No desabafo, Igor declarou que permaneceu em silêncio por orientação das autoridades e afirmou que o arquivamento do caso pela Justiça, em maio deste ano, reforça sua versão. "As pessoas me julgavam por algo que eu não fiz, algo que eu jamais faria. Mesmo depois de a Justiça arquivar o processo e ficar provado que eu não fiz nada, muitas pessoas seguem me chamando de assassino", disse.
O garoto também criticou os julgamentos feitos nas redes sociais e afirmou que decidiu se manifestar após o encerramento da investigação. Segundo ele, a divulgação de sua versão dos fatos busca esclarecer o caso e responder às acusações que recebeu desde janeiro.
ASSISTA:
A morte do cão Orelha teve grande repercussão nacional.
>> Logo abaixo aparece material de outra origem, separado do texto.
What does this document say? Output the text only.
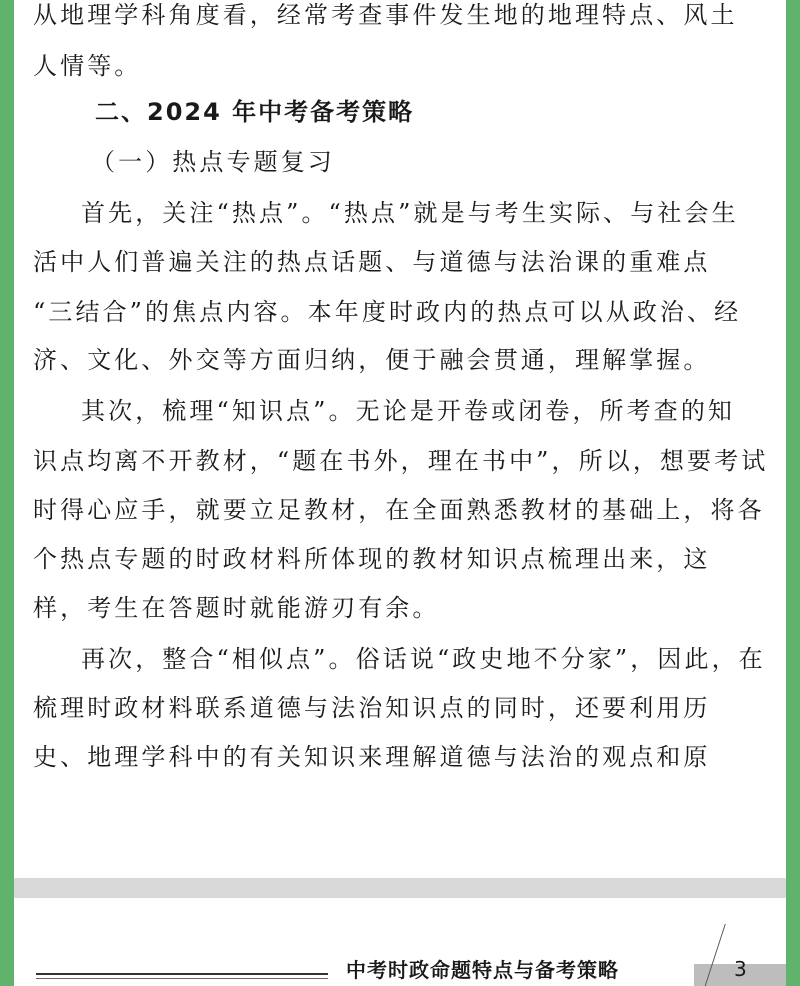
从地理学科角度看，经常考查事件发生地的地理特点、风土
人情等。
二、2024 年中考备考策略
（一）热点专题复习
首先，关注“热点”。“热点”就是与考生实际、与社会生
活中人们普遍关注的热点话题、与道德与法治课的重难点
“三结合”的焦点内容。本年度时政内的热点可以从政治、经
济、文化、外交等方面归纳，便于融会贯通，理解掌握。
其次，梳理“知识点”。无论是开卷或闭卷，所考查的知
识点均离不开教材，“题在书外，理在书中”，所以，想要考试
时得心应手，就要立足教材，在全面熟悉教材的基础上，将各
个热点专题的时政材料所体现的教材知识点梳理出来，这
样，考生在答题时就能游刃有余。
再次，整合“相似点”。俗话说“政史地不分家”，因此，在
梳理时政材料联系道德与法治知识点的同时，还要利用历
史、地理学科中的有关知识来理解道德与法治的观点和原
中考时政命题特点与备考策略	3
Embora adolescentes tenham sido inicialmente indiciados por suspeita de envolvimento nas agressões, o Ministério Público de Santa Catarina pediu o arquivamento por falta de provas, decisão posteriormente acolhida pela Justiça. O caso ainda motivou a criação do decreto "Cão Orelha", que ampliou as punições administrativas para casos de maus-tratos contra animais.